Aujourd’hui, nous travaillons avec une quinzaine d’émetteurs bancaires qu’ils soient français ou internationaux. Cette diversité nous offre une vision globale du marché des produits structurés, nous permettant d’être générateurs d’innovations pour nos clients. Avec nous, les CGP peuvent lancer des appels d’offres en réelle architecture ouverte.

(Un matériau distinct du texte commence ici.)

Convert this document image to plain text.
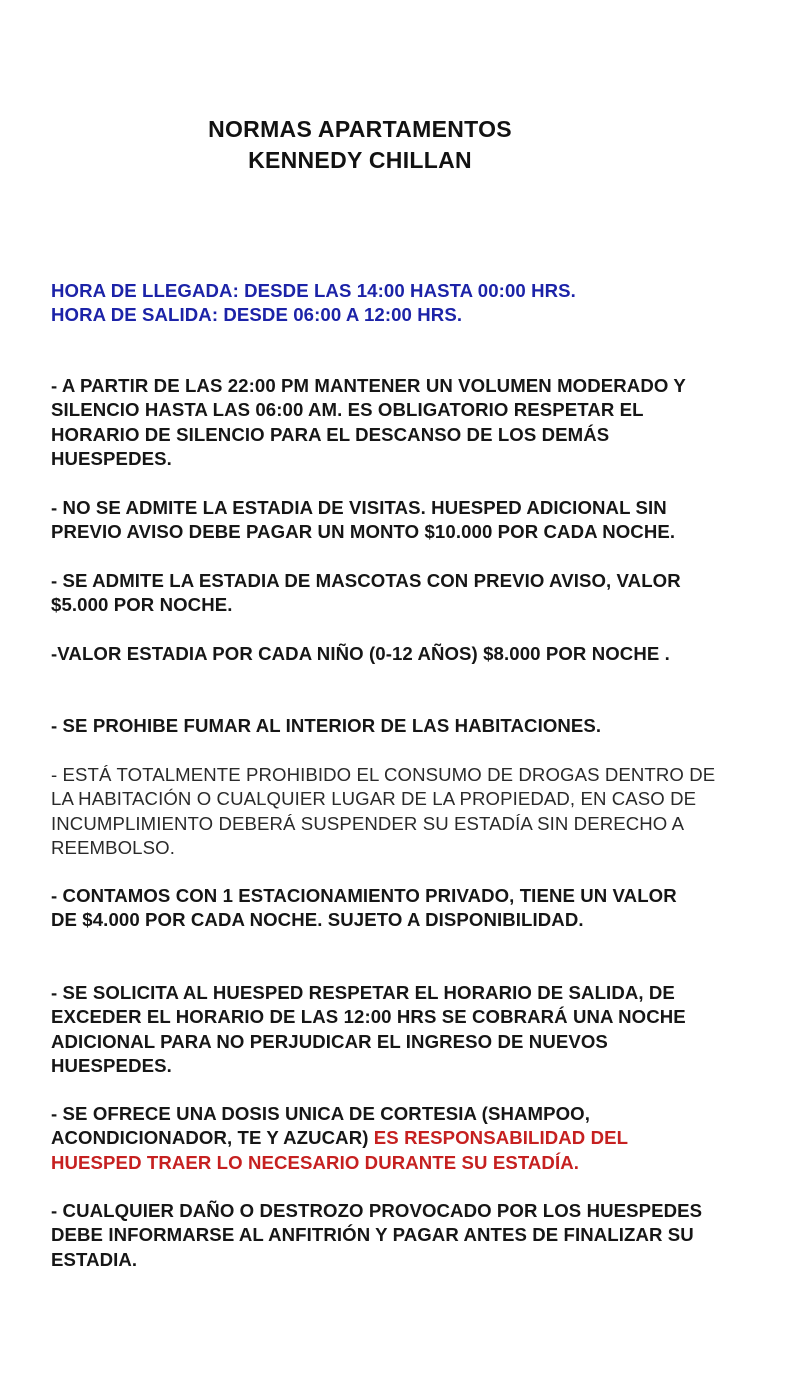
NORMAS APARTAMENTOS
KENNEDY CHILLAN
HORA DE LLEGADA: DESDE LAS 14:00 HASTA 00:00 HRS.
HORA DE SALIDA: DESDE 06:00 A 12:00 HRS.
- A PARTIR DE LAS 22:00 PM MANTENER UN VOLUMEN MODERADO Y
SILENCIO HASTA LAS 06:00 AM. ES OBLIGATORIO RESPETAR EL
HORARIO DE SILENCIO PARA EL DESCANSO DE LOS DEMÁS
HUESPEDES.
- NO SE ADMITE LA ESTADIA DE VISITAS. HUESPED ADICIONAL SIN
PREVIO AVISO DEBE PAGAR UN MONTO $10.000 POR CADA NOCHE.
- SE ADMITE LA ESTADIA DE MASCOTAS CON PREVIO AVISO, VALOR
$5.000 POR NOCHE.
-VALOR ESTADIA POR CADA NIÑO (0-12 AÑOS) $8.000 POR NOCHE .
- SE PROHIBE FUMAR AL INTERIOR DE LAS HABITACIONES.
- ESTÁ TOTALMENTE PROHIBIDO EL CONSUMO DE DROGAS DENTRO DE
LA HABITACIÓN O CUALQUIER LUGAR DE LA PROPIEDAD, EN CASO DE
INCUMPLIMIENTO DEBERÁ SUSPENDER SU ESTADÍA SIN DERECHO A
REEMBOLSO.
- CONTAMOS CON 1 ESTACIONAMIENTO PRIVADO, TIENE UN VALOR
DE $4.000 POR CADA NOCHE. SUJETO A DISPONIBILIDAD.
- SE SOLICITA AL HUESPED RESPETAR EL HORARIO DE SALIDA, DE
EXCEDER EL HORARIO DE LAS 12:00 HRS SE COBRARÁ UNA NOCHE
ADICIONAL PARA NO PERJUDICAR EL INGRESO DE NUEVOS
HUESPEDES.
- SE OFRECE UNA DOSIS UNICA DE CORTESIA (SHAMPOO,
ACONDICIONADOR, TE Y AZUCAR) ES RESPONSABILIDAD DEL
HUESPED TRAER LO NECESARIO DURANTE SU ESTADÍA.
- CUALQUIER DAÑO O DESTROZO PROVOCADO POR LOS HUESPEDES
DEBE INFORMARSE AL ANFITRIÓN Y PAGAR ANTES DE FINALIZAR SU
ESTADIA.
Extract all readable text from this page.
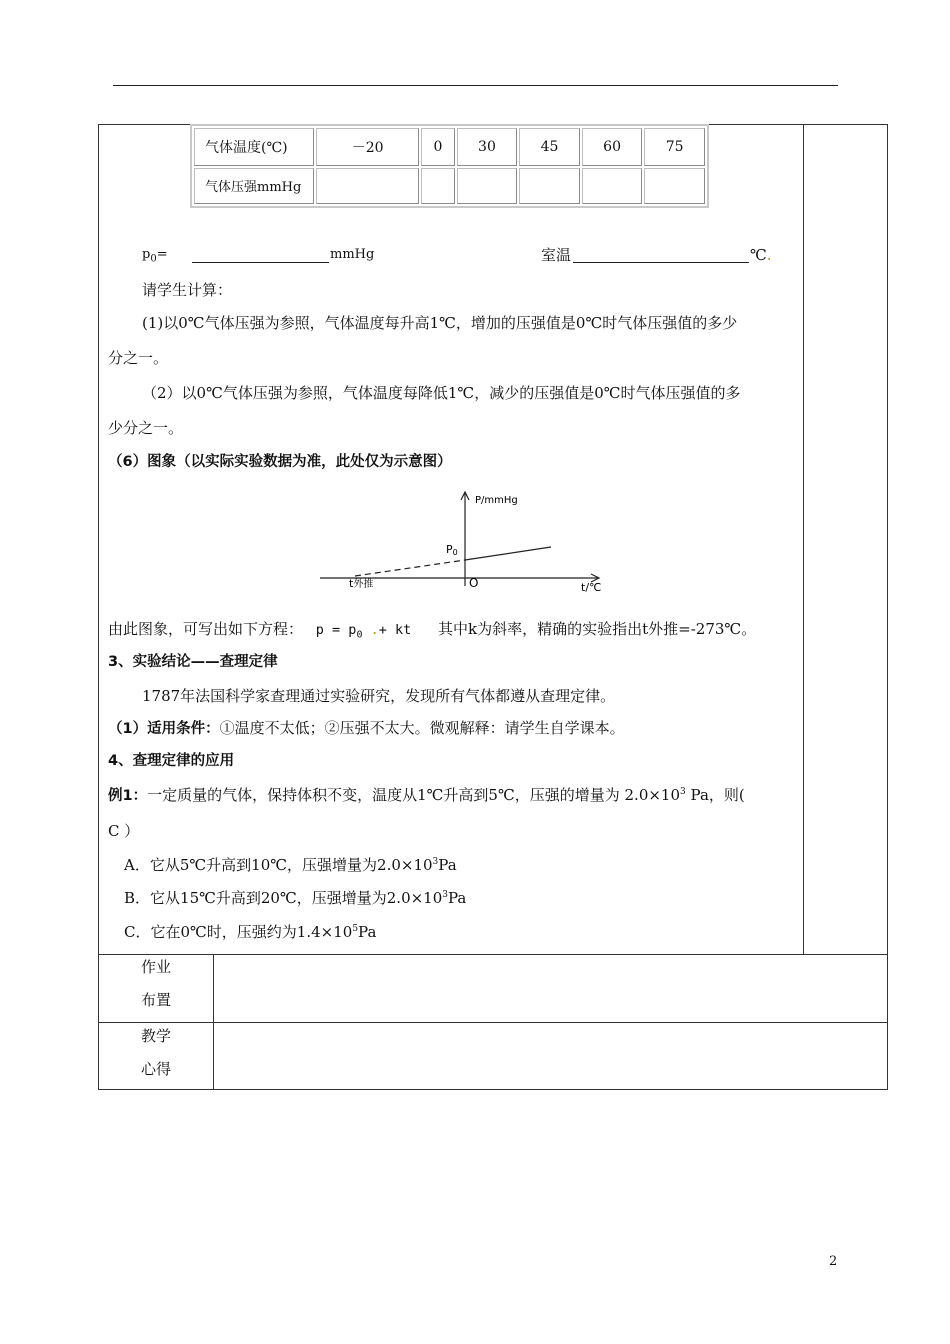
气体温度(℃)	－20	0	30	45	60	75
气体压强mmHg						
$p_0=$	mmHg	室温	℃.
请学生计算：
(1)以0℃气体压强为参照，气体温度每升高1℃，增加的压强值是0℃时气体压强值的多少
分之一。
（2）以0℃气体压强为参照，气体温度每降低1℃，减少的压强值是0℃时气体压强值的多
少分之一。
（6）图象（以实际实验数据为准，此处仅为示意图）
P/mmHg
P0
O	t/℃
t外推
由此图象，可写出如下方程： $p = p_0$ .+ kt 其中k为斜率，精确的实验指出t外推=-273℃。
3、实验结论——查理定律
1787年法国科学家查理通过实验研究，发现所有气体都遵从查理定律。
（1）适用条件：①温度不太低；②压强不太大。微观解释：请学生自学课本。
4、查理定律的应用
例1：一定质量的气体，保持体积不变，温度从1℃升高到5℃，压强的增量为 $2.0\times 10^3$ Pa，则(
C ）
A．它从5℃升高到10℃，压强增量为$2.0\times 10^3Pa$
B．它从15℃升高到20℃，压强增量为$2.0\times 10^3Pa$
C．它在0℃时，压强约为$1.4\times 10^5Pa$
作业
布置
教学
心得
2
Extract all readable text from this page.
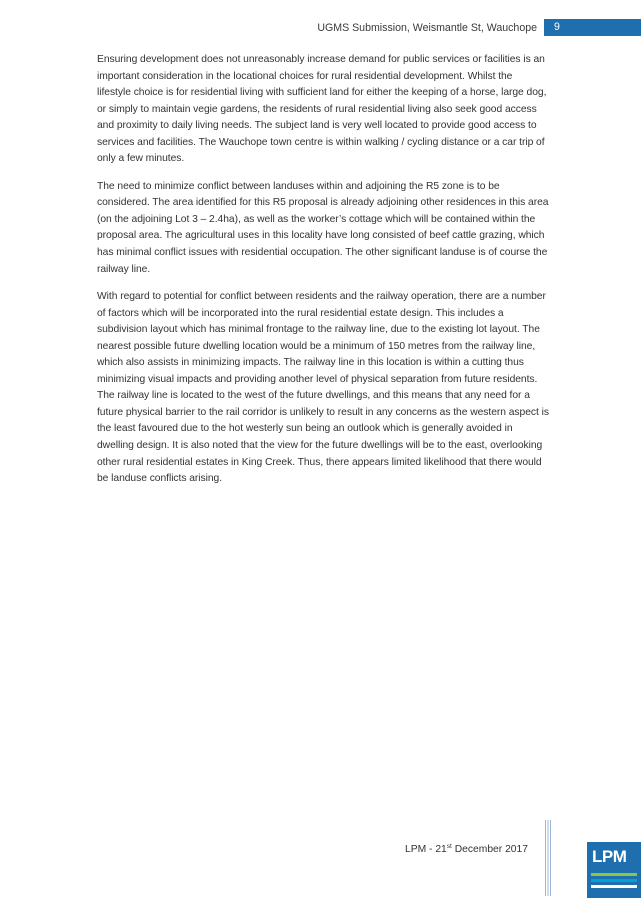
UGMS Submission, Weismantle St, Wauchope	9

Ensuring development does not unreasonably increase demand for public services or facilities is an important consideration in the locational choices for rural residential development. Whilst the lifestyle choice is for residential living with sufficient land for either the keeping of a horse, large dog, or simply to maintain vegie gardens, the residents of rural residential living also seek good access and proximity to daily living needs. The subject land is very well located to provide good access to services and facilities. The Wauchope town centre is within walking / cycling distance or a car trip of only a few minutes.

The need to minimize conflict between landuses within and adjoining the R5 zone is to be considered. The area identified for this R5 proposal is already adjoining other residences in this area (on the adjoining Lot 3 – 2.4ha), as well as the worker’s cottage which will be contained within the proposal area. The agricultural uses in this locality have long consisted of beef cattle grazing, which has minimal conflict issues with residential occupation. The other significant landuse is of course the railway line.

With regard to potential for conflict between residents and the railway operation, there are a number of factors which will be incorporated into the rural residential estate design. This includes a subdivision layout which has minimal frontage to the railway line, due to the existing lot layout. The nearest possible future dwelling location would be a minimum of 150 metres from the railway line, which also assists in minimizing impacts. The railway line in this location is within a cutting thus minimizing visual impacts and providing another level of physical separation from future residents. The railway line is located to the west of the future dwellings, and this means that any need for a future physical barrier to the rail corridor is unlikely to result in any concerns as the western aspect is the least favoured due to the hot westerly sun being an outlook which is generally avoided in dwelling design. It is also noted that the view for the future dwellings will be to the east, overlooking other rural residential estates in King Creek. Thus, there appears limited likelihood that there would be landuse conflicts arising.

LPM - 21st December 2017	LPM
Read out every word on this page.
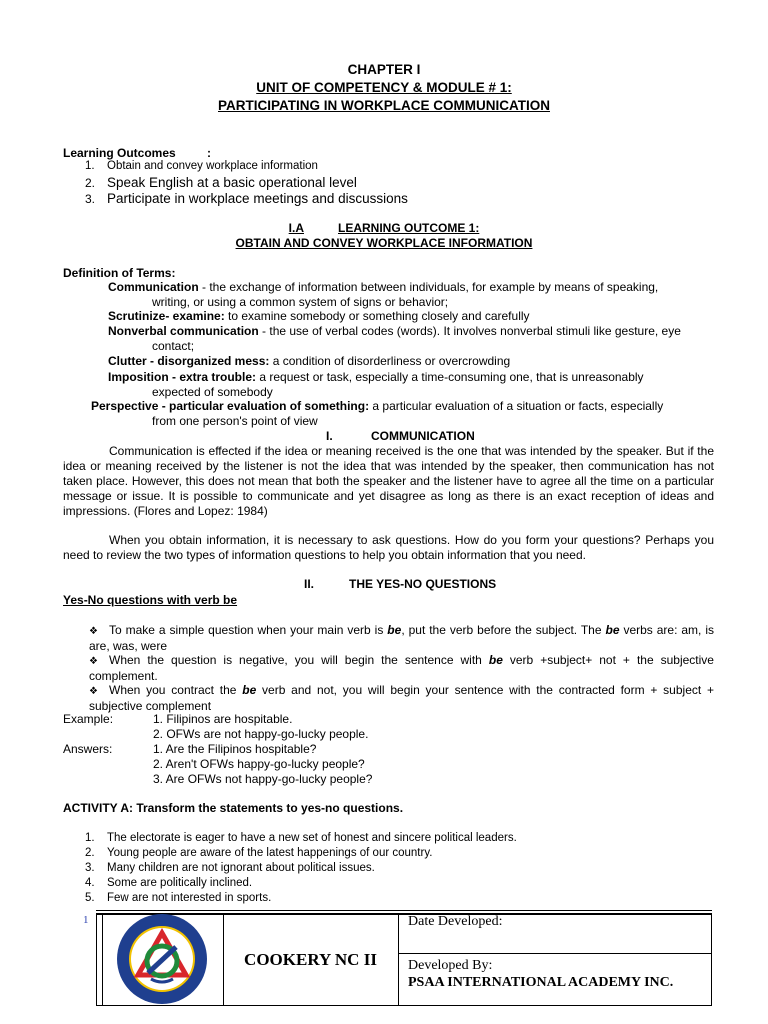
CHAPTER I
UNIT OF COMPETENCY & MODULE # 1:
PARTICIPATING IN WORKPLACE COMMUNICATION
Learning Outcomes	:
1. Obtain and convey workplace information
2. Speak English at a basic operational level
3. Participate in workplace meetings and discussions
I.A	LEARNING OUTCOME 1:
OBTAIN AND CONVEY WORKPLACE INFORMATION
Definition of Terms:
Communication - the exchange of information between individuals, for example by means of speaking,
writing, or using a common system of signs or behavior;
Scrutinize- examine: to examine somebody or something closely and carefully
Nonverbal communication - the use of verbal codes (words). It involves nonverbal stimuli like gesture, eye
contact;
Clutter - disorganized mess: a condition of disorderliness or overcrowding
Imposition - extra trouble: a request or task, especially a time-consuming one, that is unreasonably
expected of somebody
Perspective - particular evaluation of something: a particular evaluation of a situation or facts, especially
from one person's point of view
I.	COMMUNICATION
Communication is effected if the idea or meaning received is the one that was intended by the speaker. But if the idea or meaning received by the listener is not the idea that was intended by the speaker, then communication has not taken place. However, this does not mean that both the speaker and the listener have to agree all the time on a particular message or issue. It is possible to communicate and yet disagree as long as there is an exact reception of ideas and impressions. (Flores and Lopez: 1984)
When you obtain information, it is necessary to ask questions. How do you form your questions? Perhaps you need to review the two types of information questions to help you obtain information that you need.
II.	THE YES-NO QUESTIONS
Yes-No questions with verb be
❖ To make a simple question when your main verb is be, put the verb before the subject. The be verbs are: am, is are, was, were
❖ When the question is negative, you will begin the sentence with be verb +subject+ not + the subjective complement.
❖ When you contract the be verb and not, you will begin your sentence with the contracted form + subject + subjective complement
Example:	1. Filipinos are hospitable.
2. OFWs are not happy-go-lucky people.
Answers:	1. Are the Filipinos hospitable?
2. Aren't OFWs happy-go-lucky people?
3. Are OFWs not happy-go-lucky people?
ACTIVITY A: Transform the statements to yes-no questions.
1. The electorate is eager to have a new set of honest and sincere political leaders.
2. Young people are aware of the latest happenings of our country.
3. Many children are not ignorant about political issues.
4. Some are politically inclined.
5. Few are not interested in sports.
1
COOKERY NC II
Date Developed:
Developed By:
PSAA INTERNATIONAL ACADEMY INC.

Depuis notre création en 2015, nous avons connu une croissance rapide et continue, que ce soit auprès de nos partenaires historiques ou par la conclusion de nouveaux partenariats. Nos partenaires sont aussi bien des cabinets de gestion de patrimoine que des grands comptes, tels que des compagnies d’assurances, des banques privées et des réseaux de courtage. Ces acteurs souhaitent externaliser les aspects administratifs de la conception des produits. L’an passé, nous avons réalisé une année record, avec 1,7 milliard d’euros de produits structurés émis.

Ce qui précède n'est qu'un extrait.